"Composed" Parker preps for major challenge in MLB debut

OAKLAND, Calif. – The mere fact he was being called up by the Nationals to make his major league debut was reason enough to leave Mitchell Parker’s head spinning. Then the 24-year-old left-hander realized where he would be making that debut (Dodger Stadium), when he would be making that debut (Jackie Robinson Day) and who he would be facing in that debut (Mookie Betts, Shohei Ohtani, Freddie Freeman).

How could Parker not have a million thoughts racing through his mind as he contemplates what the scene will be like tonight?

“I gave myself a couple minutes, but I’m trying not to,” he said. “I’m trying not to overthink anything. Just trying to get out there and do a job for the team. That’s all we really want to.”

The Nationals are giving Parker that opportunity, and they’re doing so with as tough a challenge as any rookie is ever likely to face in his first major league start. There’s every reason to fear this will turn out disastrous for the rookie pitcher.

But after watching him throughout his first big league camp this spring in Florida, Davey Martinez was struck by something about Parker. Something beyond his pitching repertoire.

“It just seemed like nothing really rattled him,” the manager said. “He’s very composed. He’s got a good mix of pitches.
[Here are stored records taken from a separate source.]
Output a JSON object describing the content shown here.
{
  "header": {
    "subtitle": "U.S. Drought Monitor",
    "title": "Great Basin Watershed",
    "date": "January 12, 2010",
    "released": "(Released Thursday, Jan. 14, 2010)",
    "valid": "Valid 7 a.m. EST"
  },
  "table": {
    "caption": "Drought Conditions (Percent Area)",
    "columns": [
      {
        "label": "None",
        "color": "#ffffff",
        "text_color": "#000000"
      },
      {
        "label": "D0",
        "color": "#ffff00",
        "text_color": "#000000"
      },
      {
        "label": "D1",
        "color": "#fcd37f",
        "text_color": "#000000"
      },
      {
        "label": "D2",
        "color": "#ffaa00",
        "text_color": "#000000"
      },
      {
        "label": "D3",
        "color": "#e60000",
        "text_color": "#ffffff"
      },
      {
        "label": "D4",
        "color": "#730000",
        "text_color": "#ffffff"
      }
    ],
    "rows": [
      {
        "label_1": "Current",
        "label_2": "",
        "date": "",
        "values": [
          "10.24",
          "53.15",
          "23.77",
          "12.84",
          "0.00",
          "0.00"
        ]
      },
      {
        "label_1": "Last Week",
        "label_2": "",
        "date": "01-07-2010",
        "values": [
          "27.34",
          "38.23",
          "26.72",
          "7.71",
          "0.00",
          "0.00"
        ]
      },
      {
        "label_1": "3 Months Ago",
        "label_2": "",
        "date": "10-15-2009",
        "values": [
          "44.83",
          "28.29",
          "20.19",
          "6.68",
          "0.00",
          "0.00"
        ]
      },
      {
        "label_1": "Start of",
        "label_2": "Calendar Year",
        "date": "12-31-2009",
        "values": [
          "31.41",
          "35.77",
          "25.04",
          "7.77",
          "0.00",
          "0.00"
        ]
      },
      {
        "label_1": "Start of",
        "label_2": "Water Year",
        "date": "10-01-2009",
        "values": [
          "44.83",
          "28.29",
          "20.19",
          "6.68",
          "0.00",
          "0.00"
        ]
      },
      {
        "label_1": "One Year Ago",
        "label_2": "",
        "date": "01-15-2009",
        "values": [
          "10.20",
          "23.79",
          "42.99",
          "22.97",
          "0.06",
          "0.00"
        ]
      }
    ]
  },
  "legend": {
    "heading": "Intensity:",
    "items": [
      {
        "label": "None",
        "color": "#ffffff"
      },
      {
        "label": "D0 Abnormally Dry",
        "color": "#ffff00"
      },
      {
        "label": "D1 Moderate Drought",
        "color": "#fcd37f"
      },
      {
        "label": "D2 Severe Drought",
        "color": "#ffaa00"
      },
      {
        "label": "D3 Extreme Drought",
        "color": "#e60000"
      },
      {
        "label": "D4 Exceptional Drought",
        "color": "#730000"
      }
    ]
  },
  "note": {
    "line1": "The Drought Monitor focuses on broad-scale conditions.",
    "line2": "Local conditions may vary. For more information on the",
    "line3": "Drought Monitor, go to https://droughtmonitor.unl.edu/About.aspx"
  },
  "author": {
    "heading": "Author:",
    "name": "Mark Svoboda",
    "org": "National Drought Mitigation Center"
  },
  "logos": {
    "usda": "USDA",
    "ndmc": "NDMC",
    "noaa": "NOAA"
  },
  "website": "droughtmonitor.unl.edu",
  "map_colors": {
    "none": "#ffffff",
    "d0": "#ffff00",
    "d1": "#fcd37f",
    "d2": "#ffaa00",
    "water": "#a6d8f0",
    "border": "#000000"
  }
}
He’s going to go out there and hopefully keep us in the game.”

Parker is hardly the most hyped prospect to debut for the Nationals through the years. He was a fifth-round pick in the 2020 Draft out of San Jacinto Junior College in Texas. He owns a 4.15 ERA and 1.401 WHIP in 76 total minor league games the last three-plus seasons. He checks in at No. 21 on the organization’s prospects list, according to MLB Pipeline.

But the Nats added him to their 40-man roster over the winter, protecting him from being lost in the Rule 5 Draft and hinting at the possibility he could be in their plans this season. The 6-foot-4 lefty led the organization with 150 strikeouts last year at Double-A Harrisburg and Triple-A Rochester. And he’s averaged more than 10 strikeouts per nine innings at every stop he’s made in the minors, using a rising fastball and dropping curveball combo to find success against professional hitters.

So, Parker was on the team’s radar coming out of spring training. But few would’ve expected his call to come this soon. Jackson Rutledge, his former college teammate selected in the first round of the 2019 Draft, was positioned to be the first starter promoted when a need arose.

But when Josiah Gray landed on the 15-day injured list with a flexor strain in his right elbow and forearm, Joan Adon was recalled from Rochester to fill his rotation spot because it lined up best with his day to pitch. And when Rutledge was struck in the right foot by a line drive Wednesday, his availability suddenly came into question.

So the call went to Parker, who held Lehigh Valley to one hit and one walk over four strong innings in his season debut. He was summoned Friday to meet with Rochester manager Matt LeCroy, who told him he should call his parents because he had good news to share. He flew to the Bay Area on Saturday and joined the team at Oakland Coliseum on Sunday to play catch in a big league stadium for the first time and get acclimated with everything before taking the team charter to Los Angeles following the game.

“Just trying to take it all in,” he said. “And make sure to breathe.”

When he takes the mound tonight, Parker will become the 31st rookie starter to make his major league debut for the Nationals since 2005. And he’ll be looking to do something almost none of his predecessors did: Win the game.

Those previous 30 starters went 4-16 with 10 no-decisions in their debuts. The last one to be credited with a win: Stephen Strasburg, way back on June 8, 2010. Everyone since is 0-11 with six no-decisions.

The Albuquerque native said he’ll have at least eight family members and friends in attendance tonight. They can only hope they get to witness something special.

“Everybody thinks about what it will be your first time out there,” Parker said. “Hopefully this exceeds everything we were dreaming about. It should be fun.”